Bahsettiğimi anlıyor olması imkansızdı. Ve bunun hiçbir önemi yoktu.
Hiçbir şey önemli değilse her şey korkutucu şekilde önemlileşir. Yolunu ezberledim. Niye?
Delirmekten korkuyorum. Ve müthiş cesaret gerektiriyor bu bilgi. Niye?
Sivri sivri restler gerektiriyor. Korkaklığım.
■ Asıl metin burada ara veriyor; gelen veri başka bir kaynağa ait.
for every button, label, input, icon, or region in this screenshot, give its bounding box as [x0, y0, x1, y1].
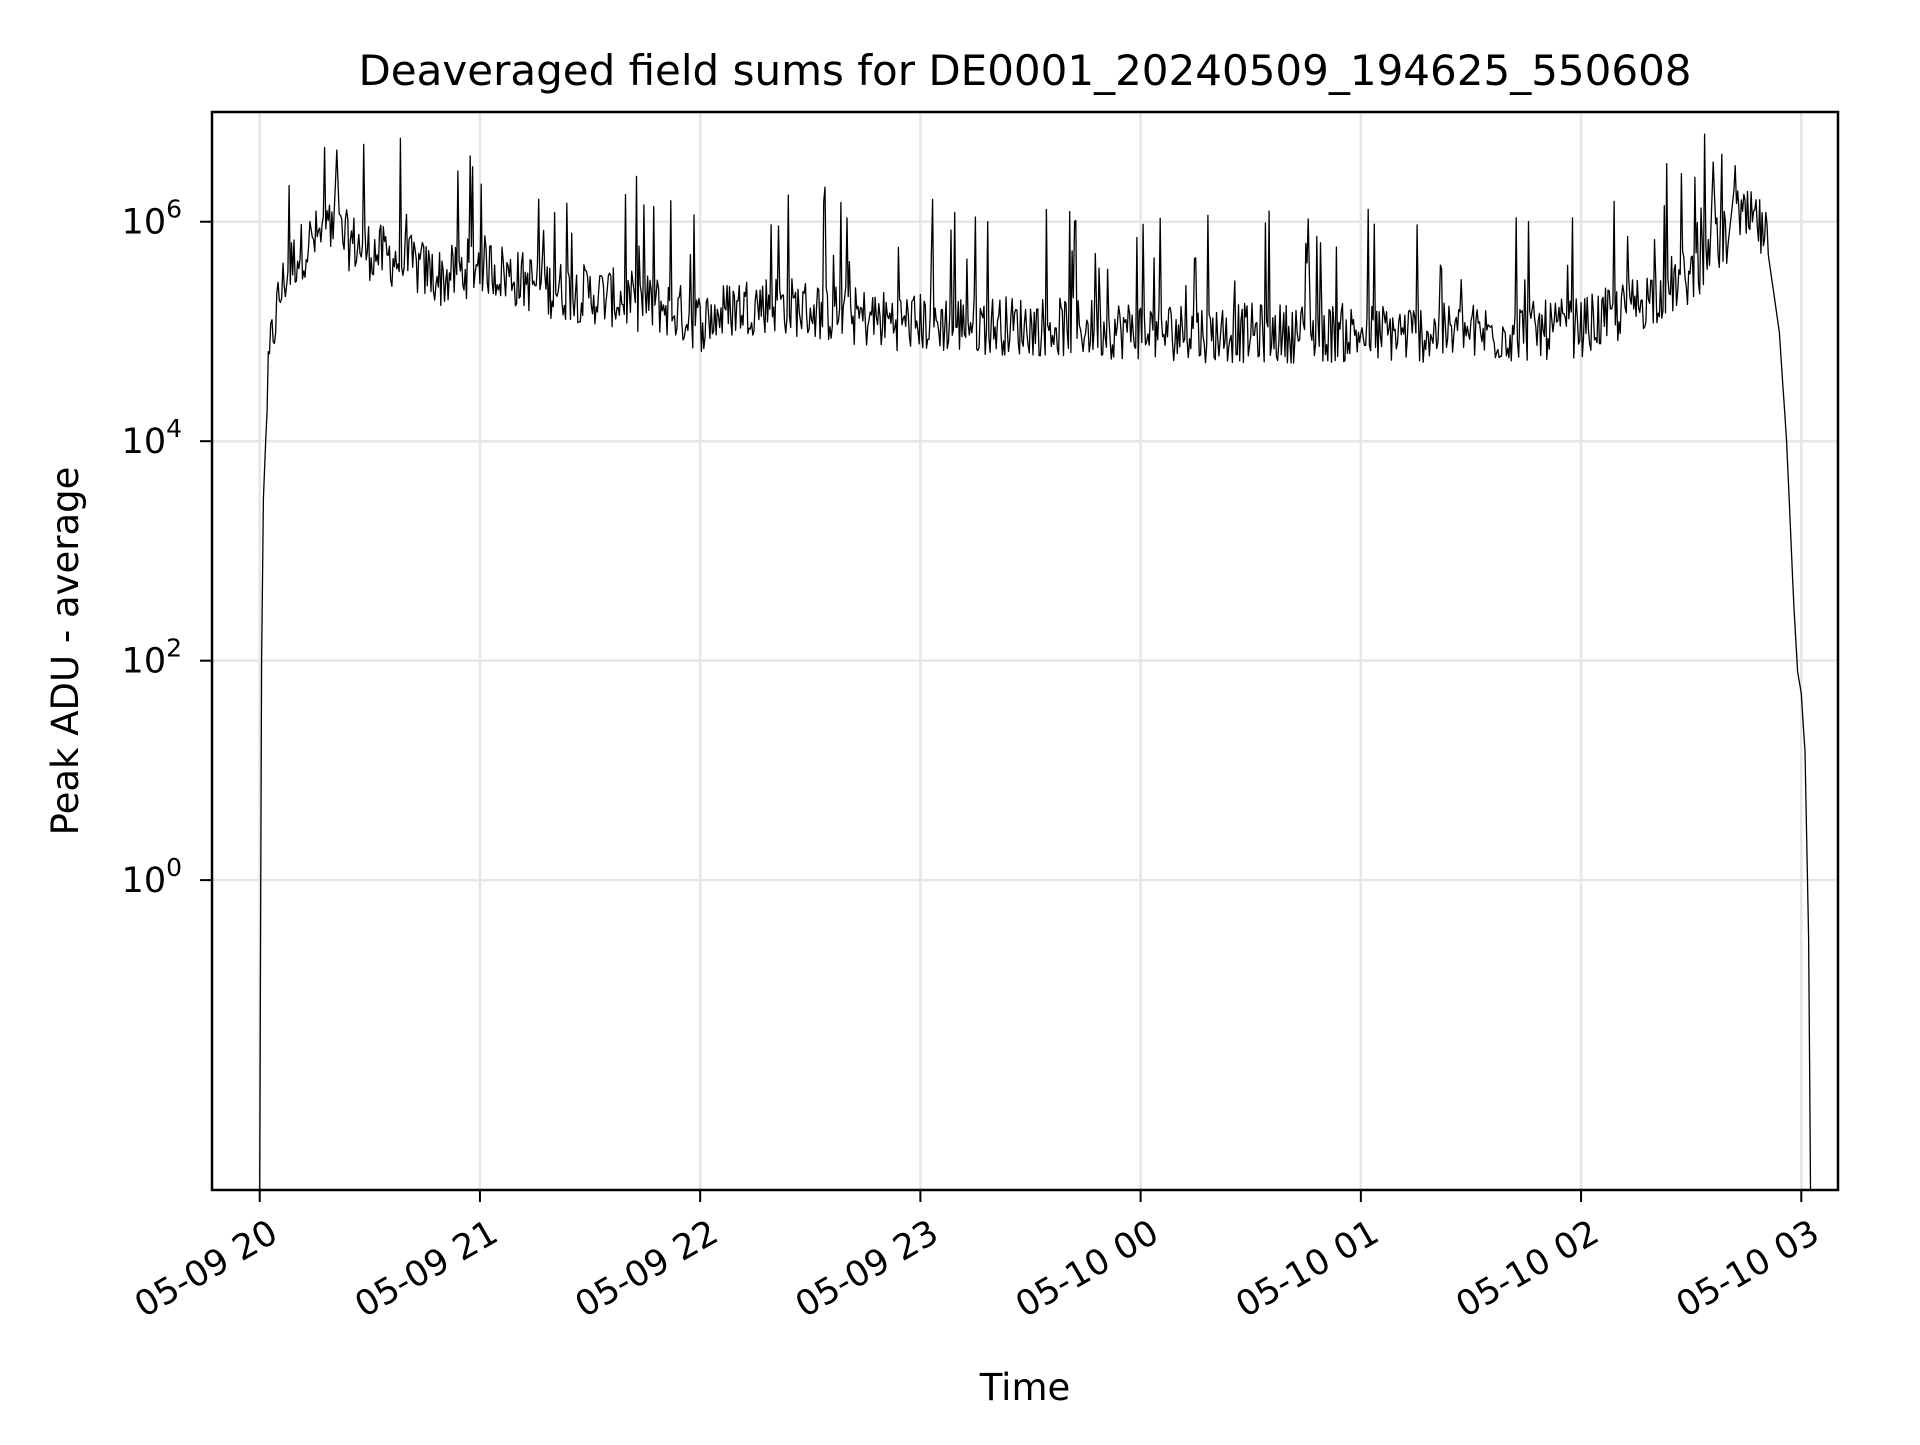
plot-frame — [210, 110, 1840, 1192]
y-axis-label: Peak ADU - average — [44, 467, 87, 836]
series-layer — [259, 133, 1812, 1191]
y-tick-label: 106 — [122, 195, 182, 243]
y-tick-label: 102 — [122, 634, 182, 682]
y-tick-label: 100 — [122, 853, 182, 901]
grid-layer — [212, 112, 1838, 1190]
x-axis-label: Time — [979, 1366, 1071, 1409]
y-tick-label: 104 — [122, 414, 182, 462]
chart-title: Deaveraged field sums for DE0001_2024050… — [358, 46, 1691, 95]
series-line — [259, 133, 1812, 1191]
Niye bu?
Söylemiş miydim?
Delirmekten korkuyorum ve müthiş cesaret gerektiriyor bu.
Kocaman ve isteyince gidebilen isteyince yıkabilen eller kollar gerektiriyor
Gündelik korkuların karşısına geçebilmeyi ve
onların korkulası değil harekete geçilesi yanlarını hatırlayışla
suskunluk yönetmeyi
bilmeyi ve
unutmamayı öğrenebilmeyi gerektiriyor
çok açılı görebilmeyi
sevgiyi, ilgiyi, gücü ve dansı ve
neşeyi bir savaşın ortasından çekip almayı
ayaklarını uzatmışken de çok güçlü olmayı
mecbur olmayı ve bunu bilmeyi
kaosun içindeki olumluyu olanaklı kılmanın gerçeğinde olabilmeyi gerektiriyor
delirmekten korkmak
gerçeğin neye benzediğini
bilmeyebiliriz ve bu hafifletici bir şey olabilir fakat
çıkması lazım yüzümdeki maskenin
cümlesine hazırlıklı olmayı gerektiriyor her an
bir sürü şeyin yokluğundaki bir sürü varlığı öğretiyor.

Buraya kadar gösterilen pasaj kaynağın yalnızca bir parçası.